Drawa Block Forest Communities Cooperative

With the Project:
An Indigenous Forest Conservation Programme through Payments of Ecosystems Services

The Drawa forest conservation project aims to reduce carbon dioxide emissions by changing forest management from timber extraction to forest protection. Alternative income opportunities are provided to the indigenous landowners through the sale of certified carbon credits. Furthermore, household participation in beekeeping is supported under a cooperative model. The conservation initiative works towards the conservation of endangered species, diversification of income sources, and increased capability for landowners to operate small enterprises. Watersheds are protected and healthy river systems are maintained, being a high-quality source of drinking water and habitat for aquatic species.


Six communities within the Drawa Block, a forest region in Fiji, rely on their natural resources as a source of livelihood. The forest ecosystem and the rivers provide the communities with timber, medicine, vegetables, and fresh fish. However, the communities are facing very limited income-earning opportunities which have plunged them into poverty. Opportunities for economic participation were limited due to the regions’ remoteness as well as a lack of business expertise. Despite the high cultural value of forests, signing up for conventional logging with logging companies has been a common way for communities to earn an income. While logging can provide short-term benefits, it is also highly destructive and unsustainable as it degrades the resource base that supports communities in the long term.

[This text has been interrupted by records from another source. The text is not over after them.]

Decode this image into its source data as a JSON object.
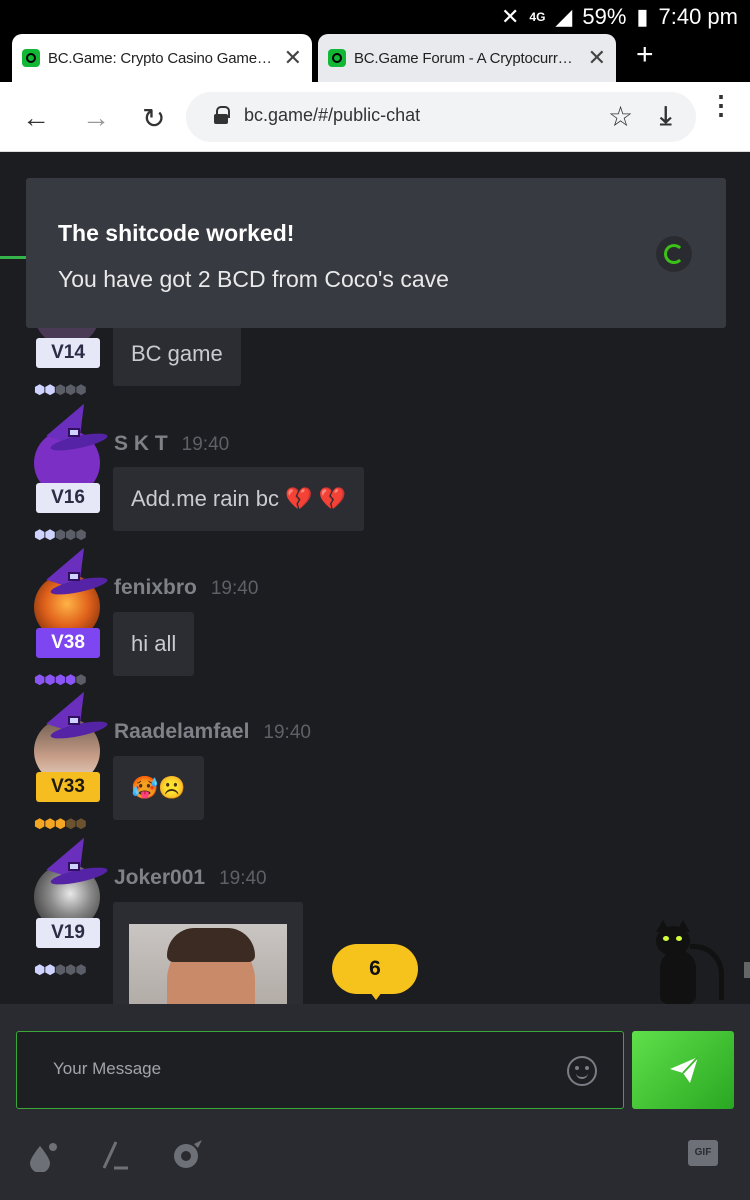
{
  "status_bar": {
    "network": "4G",
    "battery": "59%",
    "time": "7:40 pm"
  },
  "tabs": [
    {
      "title": "BC.Game: Crypto Casino Games & ",
      "active": true
    },
    {
      "title": "BC.Game Forum - A Cryptocurrenc",
      "active": false
    }
  ],
  "browser": {
    "url": "bc.game/#/public-chat"
  },
  "toast": {
    "title": "The shitcode worked!",
    "message": "You have got 2 BCD from Coco's cave"
  },
  "messages": [
    {
      "vip": "V14",
      "text": "BC game"
    },
    {
      "user": "S K T",
      "time": "19:40",
      "vip": "V16",
      "text": "Add.me rain bc",
      "emoji": "💔 💔"
    },
    {
      "user": "fenixbro",
      "time": "19:40",
      "vip": "V38",
      "text": "hi all"
    },
    {
      "user": "Raadelamfael",
      "time": "19:40",
      "vip": "V33",
      "text": "🥵☹️"
    },
    {
      "user": "Joker001",
      "time": "19:40",
      "vip": "V19"
    }
  ],
  "unread_count": "6",
  "composer": {
    "placeholder": "Your Message",
    "gif_label": "GIF"
  },
  "colors": {
    "accent_green": "#3bc117",
    "vip_purple": "#7d46f0",
    "vip_gold": "#f5bd1f",
    "badge_yellow": "#f6c21c"
  }
}
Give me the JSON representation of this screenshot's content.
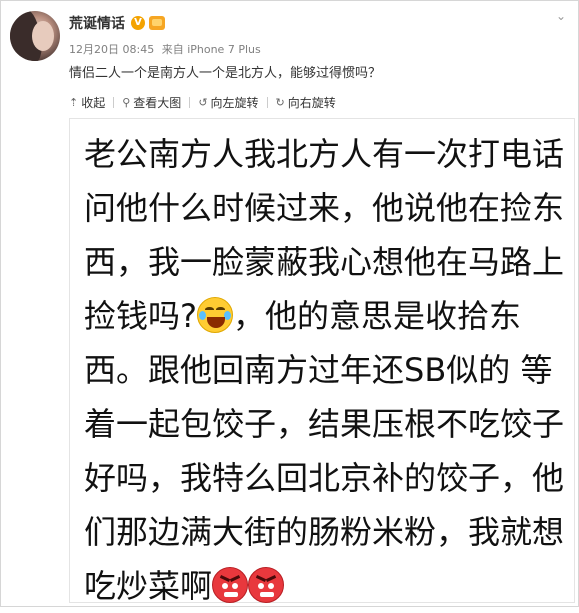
{
  "author": {
    "name": "荒诞情话",
    "verified_label": "V"
  },
  "meta": {
    "time": "12月20日 08:45",
    "source": "来自 iPhone 7 Plus"
  },
  "post": {
    "text": "情侣二人一个是南方人一个是北方人，能够过得惯吗？"
  },
  "media_actions": [
    {
      "label": "收起",
      "icon": "collapse-icon"
    },
    {
      "label": "查看大图",
      "icon": "magnify-icon"
    },
    {
      "label": "向左旋转",
      "icon": "rotate-left-icon"
    },
    {
      "label": "向右旋转",
      "icon": "rotate-right-icon"
    }
  ],
  "image_text": {
    "part1": "老公南方人我北方人有一次打电话问他什么时候过来，他说他在捡东西，我一脸蒙蔽我心想他在马路上捡钱吗?",
    "part2": "，他的意思是收拾东西。跟他回南方过年还SB似的 等着一起包饺子，结果压根不吃饺子好吗，我特么回北京补的饺子，他们那边满大街的肠粉米粉，我就想吃炒菜啊"
  },
  "colors": {
    "vip_orange": "#f4a300",
    "angry_red": "#e8383d",
    "laugh_yellow": "#ffcc33"
  }
}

Landowners are provided with an opportunity and incentive to conserve their forest while economic and development activities are implemented. The community members receive complementation through the sale of carbon credits generated from the forest conservation. In other words, the project demonstrates that conservation and community development outcomes could be generated through the emerging opportunity of carbon offset markets.


The project has achieved a high profile as a demonstration of environmental protection, since it is the first forest carbon project registered in Fiji and the second in the Pacific islands. Landowners have been able to generate over 50,000 carbon credits within the first three years of commercial operation and successfully sold 100% of these credits to the private sector at higher than market average prices. The financing model is highly innovative since its ‘fair trade’ approach secures indigenous land and resource rights and returns the majority of benefits to landowners.